Algún día, presenciaría a este Homo sapiens siendo pisoteado y suplicando clemencia.

¡¡Cuando llegara ese momento, le devolvería la humillación multiplicada por cien!!

Entonces,

abrió los ojos con fiereza y miró fijamente a Chen Sheng.

—De acuerdo.

Accedió con simpleza.

Al recibir una respuesta afirmativa,

Chen Sheng asintió con aprobación.

Su figura saltó por los aires, dibujando un elegante arco en el cielo.

El punto de aterrizaje fue el valle donde habían tenido lugar las batallas anteriores.

Chen Sheng no tardó en encontrar a Li Wuji.

Estaba atendiendo a los soldados que Yi había convertido en árboles humanos gigantes.

Aunque la mayor parte del equipo militar había sido destruida antes,

estos soldados llevaban consigo gasas y medicinas básicas que ahora resultaban útiles.

—¿Cuál es la situación?

Chen Sheng se acercó en silencio por detrás de Li Wuji.

—Gracias a ti.

»Si no hubieras llegado tan a tiempo, me temo que estos soldados habrían muerto si la situación se hubiera alargado un poco más.

Li Wuji se levantó lentamente, con una sonrisa de alivio en el rostro.

—Pero ahora, al menos podremos salvar a más de la mitad.

»Chen Sheng…

Abrió la boca como si quisiera decir algo.

Sin embargo,

a Li Wuji no se le ocurría qué podía hacer o decir para expresar su gratitud a Chen Sheng.

Quizá cuando la fuerza de Chen Sheng aún no había alcanzado su nivel actual, el poder de la Asociación de Artes Marciales podría haberle ofrecido algo de ayuda.

Pero ahora,

¿qué podía hacer él?

¿Qué podía hacer la Asociación de Artes Marciales?

Ya sería un logro si no se convertían en un lastre para Chen Sheng.

—No te preocupes.

»No podía quedarme de brazos cruzados viendo cómo moría la gente.

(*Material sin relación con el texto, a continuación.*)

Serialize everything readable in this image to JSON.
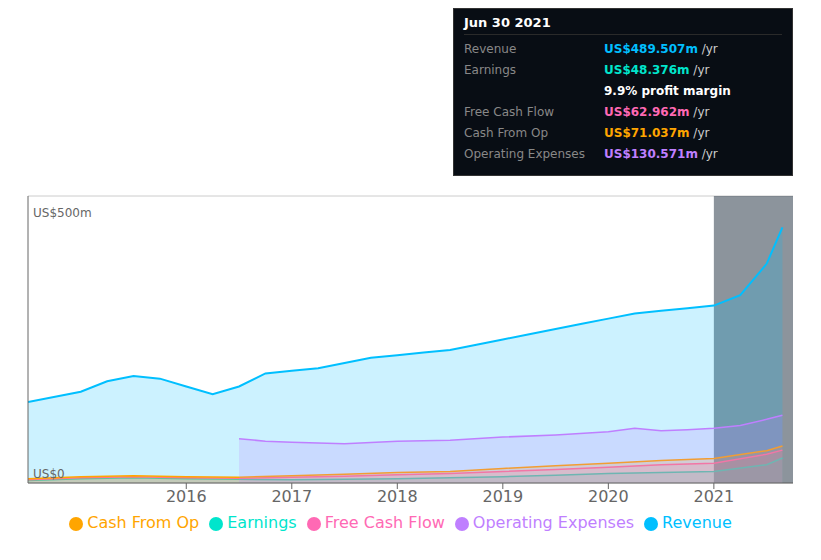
{
  "chart_data": {
    "type": "area",
    "ylabel": "US$500m",
    "annotations": [
      "US$0"
    ],
    "xlim": [
      2014.5,
      2021.75
    ],
    "xticks": [
      2016,
      2017,
      2018,
      2019,
      2020,
      2021
    ],
    "ylim": [
      0,
      550
    ],
    "yticks": [
      0,
      125,
      250,
      375,
      500
    ],
    "tick_labels": "x",
    "grid": true,
    "legend": "bottom",
    "highlight": {
      "x": [
        2021.0,
        2021.75
      ],
      "color": "#1a2a3a"
    },
    "info_box": {
      "title": "Jun 30 2021",
      "rows": [
        {
          "label": "Revenue",
          "value": "US$489.507m",
          "unit": " /yr",
          "color": "#00bfff"
        },
        {
          "label": "Earnings",
          "value": "US$48.376m",
          "unit": " /yr",
          "color": "#00e5cc"
        },
        {
          "value": "9.9% profit margin",
          "color": "#ffffff"
        },
        {
          "label": "Free Cash Flow",
          "value": "US$62.962m",
          "unit": " /yr",
          "color": "#ff69b4"
        },
        {
          "label": "Cash From Op",
          "value": "US$71.037m",
          "unit": " /yr",
          "color": "#ffa500"
        },
        {
          "label": "Operating Expenses",
          "value": "US$130.571m",
          "unit": " /yr",
          "color": "#bf7fff"
        }
      ]
    },
    "series": [
      {
        "name": "Revenue",
        "color": "#00bfff",
        "x": [
          2014.5,
          2015.0,
          2015.25,
          2015.5,
          2015.75,
          2016.0,
          2016.25,
          2016.5,
          2016.75,
          2017.0,
          2017.25,
          2017.5,
          2017.75,
          2018.0,
          2018.25,
          2018.5,
          2018.75,
          2019.0,
          2019.25,
          2019.5,
          2019.75,
          2020.0,
          2020.25,
          2020.5,
          2020.75,
          2021.0,
          2021.25,
          2021.5,
          2021.65
        ],
        "values": [
          155,
          175,
          195,
          205,
          200,
          185,
          170,
          185,
          210,
          215,
          220,
          230,
          240,
          245,
          250,
          255,
          265,
          275,
          285,
          295,
          305,
          315,
          325,
          330,
          335,
          340,
          360,
          420,
          490
        ]
      },
      {
        "name": "Earnings",
        "color": "#00e5cc",
        "x": [
          2014.5,
          2015.0,
          2015.5,
          2016.0,
          2016.5,
          2017.0,
          2017.5,
          2018.0,
          2018.5,
          2019.0,
          2019.5,
          2020.0,
          2020.5,
          2021.0,
          2021.5,
          2021.65
        ],
        "values": [
          5,
          8,
          10,
          8,
          7,
          6,
          7,
          8,
          10,
          12,
          15,
          18,
          20,
          22,
          35,
          48
        ]
      },
      {
        "name": "Free Cash Flow",
        "color": "#ff69b4",
        "x": [
          2014.5,
          2015.0,
          2015.5,
          2016.0,
          2016.5,
          2017.0,
          2017.5,
          2018.0,
          2018.5,
          2019.0,
          2019.5,
          2020.0,
          2020.5,
          2021.0,
          2021.5,
          2021.65
        ],
        "values": [
          6,
          10,
          12,
          10,
          9,
          11,
          13,
          16,
          18,
          22,
          26,
          30,
          35,
          38,
          55,
          63
        ]
      },
      {
        "name": "Cash From Op",
        "color": "#ffa500",
        "x": [
          2014.5,
          2015.0,
          2015.5,
          2016.0,
          2016.5,
          2017.0,
          2017.5,
          2018.0,
          2018.5,
          2019.0,
          2019.5,
          2020.0,
          2020.5,
          2021.0,
          2021.5,
          2021.65
        ],
        "values": [
          8,
          12,
          14,
          12,
          11,
          14,
          17,
          20,
          22,
          28,
          33,
          38,
          43,
          47,
          62,
          71
        ]
      },
      {
        "name": "Operating Expenses",
        "color": "#bf7fff",
        "x": [
          2016.5,
          2016.75,
          2017.0,
          2017.5,
          2018.0,
          2018.5,
          2019.0,
          2019.5,
          2020.0,
          2020.25,
          2020.5,
          2020.75,
          2021.0,
          2021.25,
          2021.5,
          2021.65
        ],
        "values": [
          85,
          80,
          78,
          75,
          80,
          82,
          88,
          92,
          98,
          105,
          100,
          102,
          105,
          110,
          122,
          130
        ]
      }
    ]
  }
}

»Además, no suponía ningún riesgo.

Chen Sheng pareció adivinar los pensamientos de Li Wuji.

Se limitó a reír, le dio una palmada en el hombro a Li Wuji y cambió de tema.

Recogió el saco de piel de serpiente que estaba a los pies de Li Wuji y abrió la cremallera.

¡¡¡

Al ver la escena dentro del saco de piel de serpiente,

los ojos de Yi se abrieron como platos.

«¿Qué es lo que estoy viendo?»

«¿No son estos mis compañeros?»

Un minuto antes,

todavía estaba pensando en reunir a sus compañeros para luchar juntos.

En ese momento, Yi no había prestado atención a nada que no fuera Chen Sheng, ni había notado el olor a sangre de los de su propia especie.

No fue hasta ese momento

que los recuerdos que había ignorado antes emergieron de repente.

Después de todo, se estaba enfrentando a…

—Este es el último.

Pero Chen Sheng no le prestó atención.

Lo arrojó dentro,

y cerró la cremallera del saco.

Todo en un solo movimiento.

Como si no estuviera lanzando una cabeza, sino un balón de baloncesto.

—¿Cuándo podemos volver a Kioto?

Miró a los soldados heridos a su alrededor.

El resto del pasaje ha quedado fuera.